Hernâni era sempre o primeiro a chegar ao balneário do Olympiakos antes de cada treino para inspecionar o peso dos futebolistas. Há rigor, muito rigor.

"Sou o primeiro a chegar ao balneário todos os dias de manhã. Frequentemente avalio o peso dos jogadores selecionados ou de toda a equipa. Como o pequeno-almoço e o almoço são feitos no centro de estágio, confiro o menu estipulado no buffet e tomo o meu pequeno-almoço. Antes do treino, tenho por hábito realizar avaliações antropométricas e consultas com os jogadores. Enquanto o treino decorre, preparo a refeição pós-treino no balneário com alimentos e suplementos de forma individual. Após o treino, fico com os jogadores enquanto se alimentam e de forma informal, recolho informações sobre o grau de fadiga, uma eventual mazela física e abordo dados particulares da sua alimentação sempre em jeito de convívio. Ainda faço algumas consultas individuais e verifico o menu do almoço. A parte da tarde é reservada para planeamento de tarefas, realização de ementas, reuniões, entre outros assuntos", relatou.

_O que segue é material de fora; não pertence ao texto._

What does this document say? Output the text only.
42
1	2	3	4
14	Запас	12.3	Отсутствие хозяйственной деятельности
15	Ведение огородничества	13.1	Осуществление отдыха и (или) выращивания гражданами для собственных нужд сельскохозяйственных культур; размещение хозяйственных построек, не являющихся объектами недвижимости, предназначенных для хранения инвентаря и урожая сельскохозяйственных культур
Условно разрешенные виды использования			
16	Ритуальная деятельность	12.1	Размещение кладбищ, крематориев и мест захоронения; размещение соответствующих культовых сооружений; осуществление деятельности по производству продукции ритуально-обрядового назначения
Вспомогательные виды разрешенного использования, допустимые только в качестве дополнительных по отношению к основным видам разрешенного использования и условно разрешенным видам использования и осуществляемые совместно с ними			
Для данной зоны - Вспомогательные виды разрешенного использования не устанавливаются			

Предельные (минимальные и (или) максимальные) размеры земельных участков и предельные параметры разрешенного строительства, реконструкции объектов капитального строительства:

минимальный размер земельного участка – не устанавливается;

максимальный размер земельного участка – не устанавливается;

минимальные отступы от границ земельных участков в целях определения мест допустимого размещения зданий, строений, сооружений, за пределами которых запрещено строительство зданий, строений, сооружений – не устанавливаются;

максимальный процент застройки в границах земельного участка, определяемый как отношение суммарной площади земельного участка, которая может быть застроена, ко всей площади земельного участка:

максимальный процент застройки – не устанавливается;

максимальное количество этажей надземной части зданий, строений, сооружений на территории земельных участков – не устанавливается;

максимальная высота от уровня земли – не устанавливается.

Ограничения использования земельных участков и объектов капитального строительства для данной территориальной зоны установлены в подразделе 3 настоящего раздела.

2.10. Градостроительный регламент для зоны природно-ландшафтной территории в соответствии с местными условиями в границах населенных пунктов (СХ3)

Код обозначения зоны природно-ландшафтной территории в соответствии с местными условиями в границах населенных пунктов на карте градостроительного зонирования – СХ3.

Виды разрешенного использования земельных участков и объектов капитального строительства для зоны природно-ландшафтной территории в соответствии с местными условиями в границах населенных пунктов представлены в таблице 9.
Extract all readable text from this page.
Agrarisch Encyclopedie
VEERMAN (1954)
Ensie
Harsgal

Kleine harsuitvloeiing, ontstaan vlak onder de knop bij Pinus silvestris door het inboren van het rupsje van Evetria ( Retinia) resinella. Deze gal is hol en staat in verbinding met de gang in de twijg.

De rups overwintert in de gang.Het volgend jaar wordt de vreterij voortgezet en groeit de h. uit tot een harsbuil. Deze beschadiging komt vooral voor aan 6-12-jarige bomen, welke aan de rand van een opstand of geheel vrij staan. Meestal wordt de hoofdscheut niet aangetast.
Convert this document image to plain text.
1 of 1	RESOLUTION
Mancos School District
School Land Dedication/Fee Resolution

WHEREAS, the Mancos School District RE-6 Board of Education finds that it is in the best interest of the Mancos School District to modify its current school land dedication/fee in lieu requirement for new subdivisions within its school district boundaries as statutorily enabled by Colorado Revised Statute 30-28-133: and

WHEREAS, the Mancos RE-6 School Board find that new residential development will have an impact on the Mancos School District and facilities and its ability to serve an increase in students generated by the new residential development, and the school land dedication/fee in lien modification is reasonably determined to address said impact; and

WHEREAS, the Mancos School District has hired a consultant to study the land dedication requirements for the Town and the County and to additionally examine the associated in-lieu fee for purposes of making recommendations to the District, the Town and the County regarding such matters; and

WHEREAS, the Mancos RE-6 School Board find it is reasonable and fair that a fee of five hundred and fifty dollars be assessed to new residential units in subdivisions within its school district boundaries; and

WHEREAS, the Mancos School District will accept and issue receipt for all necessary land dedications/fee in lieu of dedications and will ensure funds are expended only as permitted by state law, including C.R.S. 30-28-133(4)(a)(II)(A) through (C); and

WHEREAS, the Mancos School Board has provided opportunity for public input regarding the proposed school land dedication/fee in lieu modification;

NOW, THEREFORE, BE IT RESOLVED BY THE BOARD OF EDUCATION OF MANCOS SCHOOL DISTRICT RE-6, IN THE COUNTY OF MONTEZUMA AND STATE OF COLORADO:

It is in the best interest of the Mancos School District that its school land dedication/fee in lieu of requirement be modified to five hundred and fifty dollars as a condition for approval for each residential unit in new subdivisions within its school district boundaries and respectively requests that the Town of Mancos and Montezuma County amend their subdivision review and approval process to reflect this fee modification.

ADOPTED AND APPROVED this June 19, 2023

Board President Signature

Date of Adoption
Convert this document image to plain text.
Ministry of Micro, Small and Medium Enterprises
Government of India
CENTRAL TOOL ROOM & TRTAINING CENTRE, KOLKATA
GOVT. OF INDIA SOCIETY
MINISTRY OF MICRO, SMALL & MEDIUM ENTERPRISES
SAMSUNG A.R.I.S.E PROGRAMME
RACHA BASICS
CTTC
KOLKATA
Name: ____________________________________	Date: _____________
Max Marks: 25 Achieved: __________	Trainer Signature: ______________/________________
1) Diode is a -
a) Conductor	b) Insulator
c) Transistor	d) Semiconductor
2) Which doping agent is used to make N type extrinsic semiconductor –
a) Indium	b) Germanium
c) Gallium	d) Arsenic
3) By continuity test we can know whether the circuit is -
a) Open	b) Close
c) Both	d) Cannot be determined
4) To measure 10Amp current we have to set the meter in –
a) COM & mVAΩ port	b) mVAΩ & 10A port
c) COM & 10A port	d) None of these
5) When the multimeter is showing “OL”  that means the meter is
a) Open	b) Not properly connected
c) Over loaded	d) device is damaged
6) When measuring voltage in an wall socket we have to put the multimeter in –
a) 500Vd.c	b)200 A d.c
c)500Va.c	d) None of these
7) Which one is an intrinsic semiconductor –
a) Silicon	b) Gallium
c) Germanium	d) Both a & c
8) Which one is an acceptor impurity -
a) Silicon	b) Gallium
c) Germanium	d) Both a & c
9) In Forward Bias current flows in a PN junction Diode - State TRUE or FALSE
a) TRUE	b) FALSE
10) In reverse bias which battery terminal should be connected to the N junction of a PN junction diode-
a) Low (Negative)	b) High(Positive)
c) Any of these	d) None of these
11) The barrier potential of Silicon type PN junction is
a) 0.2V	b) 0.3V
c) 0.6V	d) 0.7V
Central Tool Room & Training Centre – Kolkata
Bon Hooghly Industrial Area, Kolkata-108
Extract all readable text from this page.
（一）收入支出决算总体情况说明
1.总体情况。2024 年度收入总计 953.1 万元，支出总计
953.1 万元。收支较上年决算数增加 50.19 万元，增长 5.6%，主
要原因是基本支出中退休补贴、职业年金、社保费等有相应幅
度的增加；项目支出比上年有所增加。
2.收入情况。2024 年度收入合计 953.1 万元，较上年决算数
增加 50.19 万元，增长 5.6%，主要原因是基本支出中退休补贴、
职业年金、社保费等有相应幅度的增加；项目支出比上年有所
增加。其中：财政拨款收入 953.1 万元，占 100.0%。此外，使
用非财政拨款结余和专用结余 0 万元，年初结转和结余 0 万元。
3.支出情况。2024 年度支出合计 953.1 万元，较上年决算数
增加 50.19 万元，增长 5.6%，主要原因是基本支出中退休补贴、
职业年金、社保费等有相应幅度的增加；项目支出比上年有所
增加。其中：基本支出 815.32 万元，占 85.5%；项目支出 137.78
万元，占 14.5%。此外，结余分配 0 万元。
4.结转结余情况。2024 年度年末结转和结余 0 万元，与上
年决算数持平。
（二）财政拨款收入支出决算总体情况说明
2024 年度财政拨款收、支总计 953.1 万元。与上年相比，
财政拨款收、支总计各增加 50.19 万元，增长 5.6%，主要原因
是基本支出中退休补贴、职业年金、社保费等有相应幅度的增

Porém, a pandemia de Covid-19 roubou o contacto diário a Hernâni. A solução encontrada pelo nutricionista foi, em conjunto com o líder do campeonato grego, criar todas as condições para manter o trabalho realizado até então.

"Mantive sempre um contacto regular com os jogadores, ainda que há distância, procurando fomentar uma alimentação saudável no seguimento do trabalho desenvolvido. Criámos condições para lhes enviar para casa almoço, jantar, snacks e suplementos. Também lhes foi disponibilizado todo o material para poderem treinar em casa. Pedimos ainda fotos do peso para acompanhar a sua evolução, no sentido de evitar grandes oscilações", referiu.

Este nutricionista é colaborada também com o Notthingham Forest, emblema do Championship que pertence ao dono do Olympiakos, Evangelos Marinakis. A realidade inglesa dois dos clubes é distinta, o que obriga a ajustes na alimentação dos jogadores.

"No início da época fui convidado a colaborar com o Nottingham Forest. Eles admitiram, entretanto, um colega nutricionista grego, com quem mantenho um contacto regular. Reunimos no nosso centro de estágio em Atenas e também já cheguei a ir a Nottingham algumas vezes. O clima e a oferta alimentar são muito distintos nos dois países, com repercussões na hidratação e comportamento alimentar. Outra particularidade é o número acrescido de viagens feitas com recurso a autocarro em Inglaterra (aqui na Grécia recorremos frequentemente ao avião) e isto tem algumas implicações nos menus", apontou.

Mas, afinal, como é que Hernâni chega ao Olympiakos?

O gosto pelo futebol – chegou a jogar nas camadas jovens do Famalicão - e o "jeito para os livros" levaram-no à nutrição desportiva. Depois de ter estagiado na formação do FC Porto, concluiu o curso e decidiu criar um projeto, em conjunto com dois amigos, e entrou no futebol pela porta do Trofense, clube no qual trabalho dois anos. Acabou por chegar ao Rio Ave ao mesmo tempo que tentava concluir o curso de medicina.

"Trabalhei seis épocas no grande Rio Ave, duas das quais com o mister Pedro Martins. Entretanto, ele foi para o Vitória e penso que não falámos durante dois anos. Numa sexta-feira ao final da tarde, estava a estudar na biblioteca da Escola de Medicina da Universidade do Minho – frequentava o quinto ano – e recebi uma chamada do mister. Pelas notícias, sabia que ele estava em Atenas e que seria o treinador do Olympiakos na época seguinte. Nos segundos em que o telemóvel vibrava e eu saía da biblioteca para atender, tinha a remota esperança de que pudesse ser um convite. Ele disse-me que o clube precisava de alguém nessa área e perguntou-me se estaria aberto à possibilidade de assumir o cargo. Estou, obviamente muito grato pela oportunidade. Além do degrau profissional que representa, para quem gosta de futebol é um sonho trabalhar a este nível. Já tive a felicidade de ter vivido noites europeias mágicas e históricas para o clube", concluiu.

E quanto do golo de Youssef El Arabi, que deu uma vitória histórica ao Olympiakos frente ao Arsenal, em Londres, tem do trabalho de Hernâni? Ou do psicólogo?